Бывают, однако, писатели, у которых произведения так сплетены с личностью автора, что невозможно отделить одно от другого. О таких надо молчать, чтобы не судить о живых, как о мертвых. Но что же делать, когда и молчать нельзя, потому что молчать — значит потворствовать злу?
Такой писатель — Розанов.
«Я весь субъект; субъективное развито во мне бесконечно, как я не знаю никого, не предполагал ни у кого».
Из своей субъективности он делает неимоверный вывод: право на ложь.
«Удивительно, как я уделывался с ложью. Она никогда не мучила меня, и по странному мотиву: а какое вам дело до того, что я в точности думаю, чем я обязан говорить свои настоящие мысли? Глубочайшая моя субъективность сделала то, что я точно всю жизнь прожил за занавескою, неснимаемою, нераздираемою. До этой занавески никто не смеет коснуться. Там я жил, там с собою был правдив… А что говорил по сю сторону занавески — до правды этого, мне казалось, никому дела нет».

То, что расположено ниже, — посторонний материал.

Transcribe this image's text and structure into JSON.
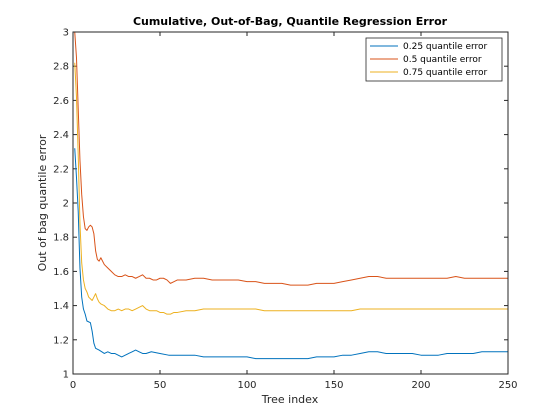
{
  "chart_data": {
    "type": "line",
    "title": "Cumulative, Out-of-Bag, Quantile Regression Error",
    "xlabel": "Tree index",
    "ylabel": "Out of bag quantile error",
    "xlim": [
      0,
      250
    ],
    "ylim": [
      1,
      3
    ],
    "xticks": [
      "0",
      "50",
      "100",
      "150",
      "200",
      "250"
    ],
    "yticks": [
      "1",
      "1.2",
      "1.4",
      "1.6",
      "1.8",
      "2",
      "2.2",
      "2.4",
      "2.6",
      "2.8",
      "3"
    ],
    "xtick_values": [
      0,
      50,
      100,
      150,
      200,
      250
    ],
    "ytick_values": [
      1,
      1.2,
      1.4,
      1.6,
      1.8,
      2,
      2.2,
      2.4,
      2.6,
      2.8,
      3
    ],
    "grid": false,
    "legend_position": "top-right",
    "series": [
      {
        "name": "0.25 quantile error",
        "color": "#0072BD",
        "points": [
          [
            1,
            2.32
          ],
          [
            2,
            2.15
          ],
          [
            3,
            1.95
          ],
          [
            4,
            1.62
          ],
          [
            5,
            1.45
          ],
          [
            6,
            1.38
          ],
          [
            7,
            1.35
          ],
          [
            8,
            1.31
          ],
          [
            10,
            1.3
          ],
          [
            11,
            1.25
          ],
          [
            12,
            1.18
          ],
          [
            13,
            1.15
          ],
          [
            15,
            1.14
          ],
          [
            18,
            1.12
          ],
          [
            20,
            1.13
          ],
          [
            22,
            1.12
          ],
          [
            24,
            1.12
          ],
          [
            26,
            1.11
          ],
          [
            28,
            1.1
          ],
          [
            30,
            1.11
          ],
          [
            32,
            1.12
          ],
          [
            34,
            1.13
          ],
          [
            36,
            1.14
          ],
          [
            38,
            1.13
          ],
          [
            40,
            1.12
          ],
          [
            42,
            1.12
          ],
          [
            45,
            1.13
          ],
          [
            50,
            1.12
          ],
          [
            55,
            1.11
          ],
          [
            60,
            1.11
          ],
          [
            65,
            1.11
          ],
          [
            70,
            1.11
          ],
          [
            75,
            1.1
          ],
          [
            80,
            1.1
          ],
          [
            85,
            1.1
          ],
          [
            90,
            1.1
          ],
          [
            95,
            1.1
          ],
          [
            100,
            1.1
          ],
          [
            105,
            1.09
          ],
          [
            110,
            1.09
          ],
          [
            115,
            1.09
          ],
          [
            120,
            1.09
          ],
          [
            125,
            1.09
          ],
          [
            130,
            1.09
          ],
          [
            135,
            1.09
          ],
          [
            140,
            1.1
          ],
          [
            145,
            1.1
          ],
          [
            150,
            1.1
          ],
          [
            155,
            1.11
          ],
          [
            160,
            1.11
          ],
          [
            165,
            1.12
          ],
          [
            170,
            1.13
          ],
          [
            175,
            1.13
          ],
          [
            180,
            1.12
          ],
          [
            185,
            1.12
          ],
          [
            190,
            1.12
          ],
          [
            195,
            1.12
          ],
          [
            200,
            1.11
          ],
          [
            205,
            1.11
          ],
          [
            210,
            1.11
          ],
          [
            215,
            1.12
          ],
          [
            220,
            1.12
          ],
          [
            225,
            1.12
          ],
          [
            230,
            1.12
          ],
          [
            235,
            1.13
          ],
          [
            240,
            1.13
          ],
          [
            245,
            1.13
          ],
          [
            250,
            1.13
          ]
        ]
      },
      {
        "name": "0.5 quantile error",
        "color": "#D95319",
        "points": [
          [
            1,
            3.0
          ],
          [
            2,
            2.85
          ],
          [
            3,
            2.55
          ],
          [
            4,
            2.25
          ],
          [
            5,
            2.05
          ],
          [
            6,
            1.92
          ],
          [
            7,
            1.85
          ],
          [
            8,
            1.84
          ],
          [
            9,
            1.86
          ],
          [
            10,
            1.87
          ],
          [
            11,
            1.86
          ],
          [
            12,
            1.82
          ],
          [
            13,
            1.72
          ],
          [
            14,
            1.67
          ],
          [
            15,
            1.66
          ],
          [
            16,
            1.68
          ],
          [
            18,
            1.64
          ],
          [
            20,
            1.62
          ],
          [
            22,
            1.6
          ],
          [
            24,
            1.58
          ],
          [
            26,
            1.57
          ],
          [
            28,
            1.57
          ],
          [
            30,
            1.58
          ],
          [
            32,
            1.57
          ],
          [
            34,
            1.57
          ],
          [
            36,
            1.56
          ],
          [
            38,
            1.57
          ],
          [
            40,
            1.58
          ],
          [
            42,
            1.56
          ],
          [
            44,
            1.56
          ],
          [
            46,
            1.55
          ],
          [
            48,
            1.55
          ],
          [
            50,
            1.56
          ],
          [
            52,
            1.56
          ],
          [
            54,
            1.55
          ],
          [
            56,
            1.53
          ],
          [
            58,
            1.54
          ],
          [
            60,
            1.55
          ],
          [
            65,
            1.55
          ],
          [
            70,
            1.56
          ],
          [
            75,
            1.56
          ],
          [
            80,
            1.55
          ],
          [
            85,
            1.55
          ],
          [
            90,
            1.55
          ],
          [
            95,
            1.55
          ],
          [
            100,
            1.54
          ],
          [
            105,
            1.54
          ],
          [
            110,
            1.53
          ],
          [
            115,
            1.53
          ],
          [
            120,
            1.53
          ],
          [
            125,
            1.52
          ],
          [
            130,
            1.52
          ],
          [
            135,
            1.52
          ],
          [
            140,
            1.53
          ],
          [
            145,
            1.53
          ],
          [
            150,
            1.53
          ],
          [
            155,
            1.54
          ],
          [
            160,
            1.55
          ],
          [
            165,
            1.56
          ],
          [
            170,
            1.57
          ],
          [
            175,
            1.57
          ],
          [
            180,
            1.56
          ],
          [
            185,
            1.56
          ],
          [
            190,
            1.56
          ],
          [
            195,
            1.56
          ],
          [
            200,
            1.56
          ],
          [
            205,
            1.56
          ],
          [
            210,
            1.56
          ],
          [
            215,
            1.56
          ],
          [
            220,
            1.57
          ],
          [
            225,
            1.56
          ],
          [
            230,
            1.56
          ],
          [
            235,
            1.56
          ],
          [
            240,
            1.56
          ],
          [
            245,
            1.56
          ],
          [
            250,
            1.56
          ]
        ]
      },
      {
        "name": "0.75 quantile error",
        "color": "#EDB120",
        "points": [
          [
            1,
            2.82
          ],
          [
            2,
            2.62
          ],
          [
            3,
            2.28
          ],
          [
            4,
            1.88
          ],
          [
            5,
            1.65
          ],
          [
            6,
            1.55
          ],
          [
            7,
            1.5
          ],
          [
            8,
            1.48
          ],
          [
            9,
            1.45
          ],
          [
            10,
            1.44
          ],
          [
            11,
            1.43
          ],
          [
            12,
            1.45
          ],
          [
            13,
            1.47
          ],
          [
            14,
            1.44
          ],
          [
            15,
            1.42
          ],
          [
            16,
            1.41
          ],
          [
            18,
            1.4
          ],
          [
            20,
            1.38
          ],
          [
            22,
            1.37
          ],
          [
            24,
            1.37
          ],
          [
            26,
            1.38
          ],
          [
            28,
            1.37
          ],
          [
            30,
            1.38
          ],
          [
            32,
            1.38
          ],
          [
            34,
            1.37
          ],
          [
            36,
            1.38
          ],
          [
            38,
            1.39
          ],
          [
            40,
            1.4
          ],
          [
            42,
            1.38
          ],
          [
            44,
            1.37
          ],
          [
            46,
            1.37
          ],
          [
            48,
            1.37
          ],
          [
            50,
            1.36
          ],
          [
            52,
            1.36
          ],
          [
            54,
            1.35
          ],
          [
            56,
            1.35
          ],
          [
            58,
            1.36
          ],
          [
            60,
            1.36
          ],
          [
            65,
            1.37
          ],
          [
            70,
            1.37
          ],
          [
            75,
            1.38
          ],
          [
            80,
            1.38
          ],
          [
            85,
            1.38
          ],
          [
            90,
            1.38
          ],
          [
            95,
            1.38
          ],
          [
            100,
            1.38
          ],
          [
            105,
            1.38
          ],
          [
            110,
            1.37
          ],
          [
            115,
            1.37
          ],
          [
            120,
            1.37
          ],
          [
            125,
            1.37
          ],
          [
            130,
            1.37
          ],
          [
            135,
            1.37
          ],
          [
            140,
            1.37
          ],
          [
            145,
            1.37
          ],
          [
            150,
            1.37
          ],
          [
            155,
            1.37
          ],
          [
            160,
            1.37
          ],
          [
            165,
            1.38
          ],
          [
            170,
            1.38
          ],
          [
            175,
            1.38
          ],
          [
            180,
            1.38
          ],
          [
            185,
            1.38
          ],
          [
            190,
            1.38
          ],
          [
            195,
            1.38
          ],
          [
            200,
            1.38
          ],
          [
            205,
            1.38
          ],
          [
            210,
            1.38
          ],
          [
            215,
            1.38
          ],
          [
            220,
            1.38
          ],
          [
            225,
            1.38
          ],
          [
            230,
            1.38
          ],
          [
            235,
            1.38
          ],
          [
            240,
            1.38
          ],
          [
            245,
            1.38
          ],
          [
            250,
            1.38
          ]
        ]
      }
    ]
  }
}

Это из книги «Уединенное». Книга тоже неимоверная — заживо загробная. Живой говорит о себе, как о мертвом, «вскрывает» себя, как мертвого. Человек, пока жив, стыдится; только «мертвые срама не имут». В этой книге бесстыдство мертвого.
Розанов, конечно, ошибается: никакая правдивость с собою не дает права на ложь перед другими. Литература — дело общественное, злое или доброе: когда писатель лжет «по сю сторону занавески», он делает злое дело, и обязанность критики помешать злу, обличить ложь.
Критики Розанова, в сущности, не было или почти не было, а был смех. Но смех ему не страшен: он сам знает, что смешон, и рад смешить. Говорит о своем «мизерабельном» виде и о том, как в юности плакал, глядя на себя в зеркало: «Ну, кто такого противного полюбит?» А потом утешился: «Да просто я не имею формы (causa formalis Аристотеля). Какой-то „комок“ или „мочалка“. Но это оттого, что я весь — дух и весь — субъект… Я наименее рожденный человек: как бы еще лежу в утробе матери и слушаю райские напевы… На кой черт мне интересная физиономия, когда я сам (в себе, в „комке“) бесконечно интересен?»
Может быть, он был бы еще интереснее, если бы об этом не знал. Во всяком случае он не только смешон, но и серьезен — более серьезен, чем кажется.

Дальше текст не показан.